Δευτέρα 2 Δεκεμβρίου 2024

χιουμορ αγγλιστι 3

       a Dalai Lama joke 

After getting all the Dalai Lama’s luggage loaded in the limo, the driver
notices that His Holiness is still standing on the curb. "Excuse me, Your
Holiness," says the driver, "Would you please take your seat so that we can
leave?"

"Well, to tell you the truth," says the Dalai Lama, "They never let me drive
in India, and I'd really like to drive today."

"I'm sorry but I cannot let you do that.
I'd lose my job!"

But His Holiness talks him into it.
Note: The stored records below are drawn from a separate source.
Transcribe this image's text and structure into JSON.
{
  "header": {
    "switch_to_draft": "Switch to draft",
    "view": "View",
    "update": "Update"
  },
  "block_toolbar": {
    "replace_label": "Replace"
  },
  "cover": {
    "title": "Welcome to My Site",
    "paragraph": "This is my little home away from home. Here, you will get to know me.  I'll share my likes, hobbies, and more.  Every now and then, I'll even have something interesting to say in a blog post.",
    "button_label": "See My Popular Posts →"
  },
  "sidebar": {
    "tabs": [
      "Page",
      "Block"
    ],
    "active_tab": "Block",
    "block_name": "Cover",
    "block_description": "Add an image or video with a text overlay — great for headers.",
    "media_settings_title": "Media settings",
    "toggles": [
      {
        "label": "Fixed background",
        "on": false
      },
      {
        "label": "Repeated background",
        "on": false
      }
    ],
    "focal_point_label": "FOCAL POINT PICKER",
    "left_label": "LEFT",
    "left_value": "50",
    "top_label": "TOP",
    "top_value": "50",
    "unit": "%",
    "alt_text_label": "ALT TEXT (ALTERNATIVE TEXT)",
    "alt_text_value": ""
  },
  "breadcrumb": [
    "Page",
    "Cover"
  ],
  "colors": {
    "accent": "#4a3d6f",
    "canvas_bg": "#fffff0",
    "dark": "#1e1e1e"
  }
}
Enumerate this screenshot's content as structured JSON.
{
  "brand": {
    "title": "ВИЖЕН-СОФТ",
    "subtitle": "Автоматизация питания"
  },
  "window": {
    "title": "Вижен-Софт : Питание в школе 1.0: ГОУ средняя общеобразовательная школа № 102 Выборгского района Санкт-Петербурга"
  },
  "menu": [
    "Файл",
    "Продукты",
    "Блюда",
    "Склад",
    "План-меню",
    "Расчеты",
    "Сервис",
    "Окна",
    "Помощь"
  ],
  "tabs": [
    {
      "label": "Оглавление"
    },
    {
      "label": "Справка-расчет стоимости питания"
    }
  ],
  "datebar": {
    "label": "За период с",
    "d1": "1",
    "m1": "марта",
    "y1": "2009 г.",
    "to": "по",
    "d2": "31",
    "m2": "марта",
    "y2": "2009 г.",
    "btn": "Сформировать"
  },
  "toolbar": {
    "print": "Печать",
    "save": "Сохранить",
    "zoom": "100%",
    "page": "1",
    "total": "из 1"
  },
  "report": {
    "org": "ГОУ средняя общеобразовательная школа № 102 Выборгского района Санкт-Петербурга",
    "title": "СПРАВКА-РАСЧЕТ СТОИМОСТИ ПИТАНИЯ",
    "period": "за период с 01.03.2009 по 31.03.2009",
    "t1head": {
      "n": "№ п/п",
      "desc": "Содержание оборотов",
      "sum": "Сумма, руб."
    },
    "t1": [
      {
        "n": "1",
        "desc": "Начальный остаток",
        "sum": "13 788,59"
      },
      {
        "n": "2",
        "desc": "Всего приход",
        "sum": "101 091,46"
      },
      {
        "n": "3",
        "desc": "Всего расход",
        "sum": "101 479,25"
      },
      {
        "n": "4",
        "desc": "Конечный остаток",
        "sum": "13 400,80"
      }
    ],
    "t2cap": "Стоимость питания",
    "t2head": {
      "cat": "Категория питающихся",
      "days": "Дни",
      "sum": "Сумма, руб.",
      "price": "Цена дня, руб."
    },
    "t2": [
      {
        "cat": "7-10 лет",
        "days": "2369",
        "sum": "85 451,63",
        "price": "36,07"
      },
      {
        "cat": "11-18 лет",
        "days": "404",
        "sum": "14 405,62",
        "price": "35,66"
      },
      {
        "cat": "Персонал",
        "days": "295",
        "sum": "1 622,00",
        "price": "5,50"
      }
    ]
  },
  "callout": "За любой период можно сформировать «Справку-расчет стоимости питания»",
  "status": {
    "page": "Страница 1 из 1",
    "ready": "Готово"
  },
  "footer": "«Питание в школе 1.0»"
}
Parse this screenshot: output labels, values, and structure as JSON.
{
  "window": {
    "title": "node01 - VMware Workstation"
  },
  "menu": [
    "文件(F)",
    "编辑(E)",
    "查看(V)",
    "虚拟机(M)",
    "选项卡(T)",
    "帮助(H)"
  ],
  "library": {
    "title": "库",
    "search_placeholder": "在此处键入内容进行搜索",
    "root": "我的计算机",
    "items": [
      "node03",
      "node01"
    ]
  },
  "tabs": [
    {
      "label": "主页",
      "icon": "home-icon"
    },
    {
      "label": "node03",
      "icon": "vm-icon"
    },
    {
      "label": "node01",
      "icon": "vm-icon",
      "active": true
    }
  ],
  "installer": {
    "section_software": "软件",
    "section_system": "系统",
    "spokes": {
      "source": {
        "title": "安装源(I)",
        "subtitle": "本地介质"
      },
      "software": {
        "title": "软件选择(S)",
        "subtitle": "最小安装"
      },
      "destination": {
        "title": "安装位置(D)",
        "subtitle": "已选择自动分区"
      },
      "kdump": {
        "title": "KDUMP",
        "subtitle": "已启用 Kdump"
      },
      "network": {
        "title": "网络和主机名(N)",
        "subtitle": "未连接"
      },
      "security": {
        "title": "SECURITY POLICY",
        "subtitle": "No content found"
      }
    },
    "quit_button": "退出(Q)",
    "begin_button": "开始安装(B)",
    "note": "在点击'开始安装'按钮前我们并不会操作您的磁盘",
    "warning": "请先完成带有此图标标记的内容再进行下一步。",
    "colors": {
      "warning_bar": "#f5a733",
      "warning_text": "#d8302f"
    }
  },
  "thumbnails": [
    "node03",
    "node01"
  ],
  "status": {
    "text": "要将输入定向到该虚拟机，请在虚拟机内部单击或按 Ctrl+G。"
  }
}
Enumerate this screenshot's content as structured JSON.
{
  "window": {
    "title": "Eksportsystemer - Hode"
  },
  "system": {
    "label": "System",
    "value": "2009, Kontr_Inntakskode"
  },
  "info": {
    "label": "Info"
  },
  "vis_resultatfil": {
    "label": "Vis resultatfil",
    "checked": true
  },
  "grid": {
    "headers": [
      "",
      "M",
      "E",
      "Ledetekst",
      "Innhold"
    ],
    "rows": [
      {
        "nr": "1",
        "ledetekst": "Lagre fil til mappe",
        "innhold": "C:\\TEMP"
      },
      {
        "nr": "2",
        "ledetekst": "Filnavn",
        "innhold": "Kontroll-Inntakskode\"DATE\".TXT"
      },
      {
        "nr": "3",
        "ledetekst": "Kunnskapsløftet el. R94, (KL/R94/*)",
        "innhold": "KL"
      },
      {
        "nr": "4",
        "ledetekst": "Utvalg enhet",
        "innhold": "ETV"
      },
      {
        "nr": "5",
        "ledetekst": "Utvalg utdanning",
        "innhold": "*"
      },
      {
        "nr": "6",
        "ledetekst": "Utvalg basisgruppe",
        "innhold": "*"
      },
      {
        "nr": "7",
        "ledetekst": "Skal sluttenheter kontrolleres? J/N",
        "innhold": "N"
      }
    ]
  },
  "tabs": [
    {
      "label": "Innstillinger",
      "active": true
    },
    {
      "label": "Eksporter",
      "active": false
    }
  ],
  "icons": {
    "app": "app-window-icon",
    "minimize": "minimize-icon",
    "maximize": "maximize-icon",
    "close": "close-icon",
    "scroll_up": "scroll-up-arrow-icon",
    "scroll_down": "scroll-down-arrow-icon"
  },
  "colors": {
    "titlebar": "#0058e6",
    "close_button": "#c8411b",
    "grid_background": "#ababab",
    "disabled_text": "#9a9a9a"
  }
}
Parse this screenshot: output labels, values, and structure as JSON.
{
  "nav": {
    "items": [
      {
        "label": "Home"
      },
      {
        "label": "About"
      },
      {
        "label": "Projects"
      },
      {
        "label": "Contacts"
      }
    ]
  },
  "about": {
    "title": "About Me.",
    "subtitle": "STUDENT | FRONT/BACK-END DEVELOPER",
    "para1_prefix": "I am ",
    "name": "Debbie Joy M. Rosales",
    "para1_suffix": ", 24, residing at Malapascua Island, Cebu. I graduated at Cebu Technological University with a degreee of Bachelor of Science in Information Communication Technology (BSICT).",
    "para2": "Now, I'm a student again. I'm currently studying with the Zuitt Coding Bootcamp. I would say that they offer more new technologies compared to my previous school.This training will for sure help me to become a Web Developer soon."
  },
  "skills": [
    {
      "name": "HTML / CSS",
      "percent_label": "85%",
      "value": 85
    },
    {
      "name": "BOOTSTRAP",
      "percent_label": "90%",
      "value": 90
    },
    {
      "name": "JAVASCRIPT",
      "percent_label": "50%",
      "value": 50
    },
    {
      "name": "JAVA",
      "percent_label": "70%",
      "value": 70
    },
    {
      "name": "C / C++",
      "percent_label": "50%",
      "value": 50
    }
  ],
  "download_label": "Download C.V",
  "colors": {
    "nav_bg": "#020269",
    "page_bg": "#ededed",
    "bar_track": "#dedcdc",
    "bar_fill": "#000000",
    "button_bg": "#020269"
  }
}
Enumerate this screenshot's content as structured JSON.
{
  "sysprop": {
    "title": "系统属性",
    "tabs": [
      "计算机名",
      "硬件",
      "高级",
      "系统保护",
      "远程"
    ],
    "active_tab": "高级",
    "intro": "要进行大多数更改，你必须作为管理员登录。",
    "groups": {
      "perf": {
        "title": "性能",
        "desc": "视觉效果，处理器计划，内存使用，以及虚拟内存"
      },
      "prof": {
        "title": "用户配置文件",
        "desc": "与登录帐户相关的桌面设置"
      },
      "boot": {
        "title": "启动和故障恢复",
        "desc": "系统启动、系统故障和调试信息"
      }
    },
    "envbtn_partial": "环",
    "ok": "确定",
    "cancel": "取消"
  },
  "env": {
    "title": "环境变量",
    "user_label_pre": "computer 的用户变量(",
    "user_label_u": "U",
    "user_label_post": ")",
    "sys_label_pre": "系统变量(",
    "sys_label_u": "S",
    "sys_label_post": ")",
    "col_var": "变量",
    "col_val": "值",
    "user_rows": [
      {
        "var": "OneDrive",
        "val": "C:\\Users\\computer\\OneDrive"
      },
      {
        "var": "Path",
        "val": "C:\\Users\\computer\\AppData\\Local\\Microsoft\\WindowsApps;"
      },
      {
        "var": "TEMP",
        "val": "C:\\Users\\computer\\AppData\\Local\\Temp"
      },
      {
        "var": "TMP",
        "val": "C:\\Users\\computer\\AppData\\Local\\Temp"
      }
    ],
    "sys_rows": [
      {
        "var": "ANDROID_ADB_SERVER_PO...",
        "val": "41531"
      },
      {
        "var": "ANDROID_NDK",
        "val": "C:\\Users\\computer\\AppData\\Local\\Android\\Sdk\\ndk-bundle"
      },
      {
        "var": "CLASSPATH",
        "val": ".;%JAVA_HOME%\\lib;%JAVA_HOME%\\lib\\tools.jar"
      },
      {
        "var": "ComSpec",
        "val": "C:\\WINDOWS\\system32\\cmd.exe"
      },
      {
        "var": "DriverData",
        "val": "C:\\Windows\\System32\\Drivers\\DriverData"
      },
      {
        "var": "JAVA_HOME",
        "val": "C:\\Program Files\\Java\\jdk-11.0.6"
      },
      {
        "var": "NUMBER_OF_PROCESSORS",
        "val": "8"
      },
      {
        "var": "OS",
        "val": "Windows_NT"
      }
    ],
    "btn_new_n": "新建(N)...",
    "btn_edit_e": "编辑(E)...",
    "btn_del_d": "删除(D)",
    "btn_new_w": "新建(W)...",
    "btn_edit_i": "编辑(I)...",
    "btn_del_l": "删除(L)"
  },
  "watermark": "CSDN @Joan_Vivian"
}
Reluctantly, the driver gets in the back
as His Holiness climbs in behind the wheel. The driver quickly regrets his
decision when, after exiting the airport, the Dalai Lama floors it,
accelerating the limo to 105mph.

"Please slow down, Your Holiness!!" pleads the worried driver, but the Dalai
Lama keeps the pedal to the metal until they hear sirens.

"Oh my God, I'm gonna lose my license,"
moans the driver.

The Dalai Lama pulls over and rolls down the window as the patrolman
approaches, but the cop takes one look at him, goes back to his motorcycle
and gets on the radio. "I need to talk to the Chief," he says to the
dispatch. The Chief gets on the radio and the cop tells him that he's
stopped a limo doing a hundred and five.

"So bust him," said the Chief.

"I think this guy's a big shot," said the cop.

"All the more reason."

"No, I mean a really big shot," said the cop.

"Who've you got there, the Mayor?"

"Bigger"

"Governor?"

"Bigger"

"Well", said the Chief, "Who is it?"

"I don't know", said the cop, "but he's got the Dalai Lama driving for him."